The Fake News With Ted Nelms returns Ed Helms to his satirical news roots
Ed Helms first came to prominence as a correspondent for The Daily Show With Jon Stewart, part of the same crew that included Stephen Colbert, Samantha Bee, and Steve Carell. So it feels a bit like a homecoming to see him back on Comedy Central, wearing a blazer and reporting on news stories while delivering topical humor. Of course, there’s one key difference between the kind of satire he did for The Daily Show and his new comedy special: All the stories here are 100 percent bullshit.

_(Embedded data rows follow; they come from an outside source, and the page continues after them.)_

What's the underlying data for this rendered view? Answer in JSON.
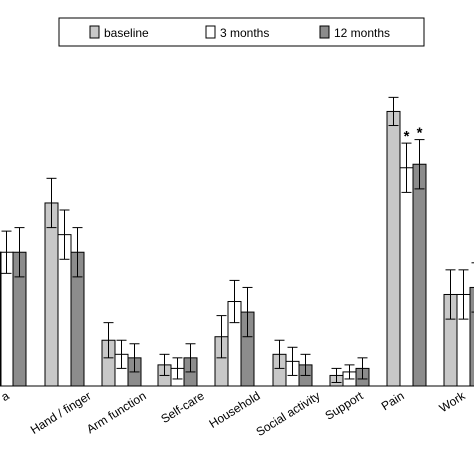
{
  "chart_data": {
    "type": "bar",
    "categories": [
      "a",
      "Hand / finger",
      "Arm function",
      "Self-care",
      "Household",
      "Social activity",
      "Support",
      "Pain",
      "Work"
    ],
    "series": [
      {
        "name": "baseline",
        "color": "#c8c8c8",
        "values": [
          null,
          52,
          13,
          6,
          14,
          9,
          3,
          78,
          26
        ],
        "errors": [
          null,
          7,
          5,
          3,
          6,
          4,
          2,
          4,
          7
        ]
      },
      {
        "name": "3 months",
        "color": "#ffffff",
        "values": [
          38,
          43,
          9,
          5,
          24,
          7,
          4,
          62,
          26
        ],
        "errors": [
          6,
          7,
          4,
          3,
          6,
          4,
          2,
          7,
          7
        ]
      },
      {
        "name": "12 months",
        "color": "#8c8c8c",
        "values": [
          38,
          38,
          8,
          8,
          21,
          6,
          5,
          63,
          28
        ],
        "errors": [
          7,
          7,
          4,
          4,
          7,
          3,
          3,
          7,
          7
        ]
      },
      {
        "name": "",
        "color": "#000000",
        "values": [
          38,
          null,
          null,
          null,
          null,
          null,
          null,
          null,
          null
        ],
        "errors": [
          null,
          null,
          null,
          null,
          null,
          null,
          null,
          null,
          null
        ]
      }
    ],
    "annotations": [
      {
        "category": "Pain",
        "series": "3 months",
        "text": "*"
      },
      {
        "category": "Pain",
        "series": "12 months",
        "text": "*"
      }
    ],
    "ylim": [
      0,
      90
    ],
    "grid": false,
    "legend_position": "top"
  }
}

The Fake News With Ted Nelms is a cross between a spoof of CNN’s The Situation Room With Wolf Blitzer and your average TV news magazine, a wholly fictional joke-delivery system that more than makes up in quantity what it occasionally lacks in quality. It most resembles The Onion’s old Onion News Network series, an opportunity to mock the conventions of cable news broadcasting combined with deliberately ridiculous non sequiturs and Zucker brothers-style wackiness. Helms’ deadpan delivery has always been a good fit for satirizing news, and this new special is no different: He plays the role of lunatic who thinks he’s the straight man with committed zeal, holding court over a rotating cast of on-the-scene correspondents, in-studio guests, and utterly silly stand-alone jokes. (Sample: Helms introduces a segment called “The Dog News,” then simply says, “No! No! Down! No!” Cut, print, on to the next gag.)
The best jokes in this tightly written hour of comedy (overseen by head writer Elliott Kalan of The Daily Show and MST3K: The Return) slowly build from a simple premise, twisting and expanding to add layers and new angles, before collapsing under the total weight of all the silliness. One of the major through-lines of Nelms’ “Breaking News” segments is the arrival of Hurricane Randy, a looming weather disaster that is accompanied by a wailing guitar riff each time they say its name, a bit that slowly gets funnier each time it happens. Nelms steadily edges his remote correspondent closer and closer to the center of the storm, with predictable results, and the storm itself slowly gets worse, until becoming an all-too-common political epithet from 2017. The absurdity gets more entertaining the further Helms and his writers push it.
Another bit that starts dumb and slowly becomes a gonzo and entertaining bit is the news that Donald Trump is stuck in a well, which goes from a parody of crisis reporting to a lovingly rendered CGI investigation of what it looks like in the well, complete with the corpses of founding fathers. This and other bits take advantage of the opportunity to find real public statements from elected officials and insert them as answers to the special’s nonsensical queries, an easy laugh that nonetheless works more often than not.
What really makes the whole enterprise feel like a nonstop barrage of jokes is the chyrons and scrolling news feed along the bottom of the screen. The chyrons vary wildly from commenting on whatever’s happening onscreen to oddball asides, often gaining laughs through mere description. (When Nelms vomits while watching footage of a giraffe being born, the chyron simply reads, “NELMS WET HEAVING.”) In contrast, the news scroll just ignores what’s happening on The Fake News altogether, preferring to do things like recount the story of Peter Rabbit in its entirety or a tale of Thor in battle. Soon, it has devolved into ludicrous horoscopes, recipes, and even the minutes from juridical decisions.
From fake advertisements for generic morning shows (“Mike And Tom… And Her”) to phony political ads, it’s a wide-ranging parody geared seemingly toward short attention spans, but with subsequent callback jokes that reward close attention. Not everything succeeds: A remote bit in which Playing House’s Lennon Parham interviews Helms as a creep collecting women’s used panties for “disaster relief” falls flat, as does a report on North Korea testing its “fart bombs.” But it’s hard to fault a few lame gags when there’s such a steady onslaught of jokes flying so quickly across the screen. It’s a winning (if more genially entertaining than hard-edged) combination of elements, anchored by Helms’ sure-footed presence. Give this special a try—after all, as The Fake News With Ted Nelms reminds us, there’s only one source you should really be getting all your information from… and then it cuts to a montage of everyone from Nancy Pelosi to Trump, saying the same thing: “the fake news.”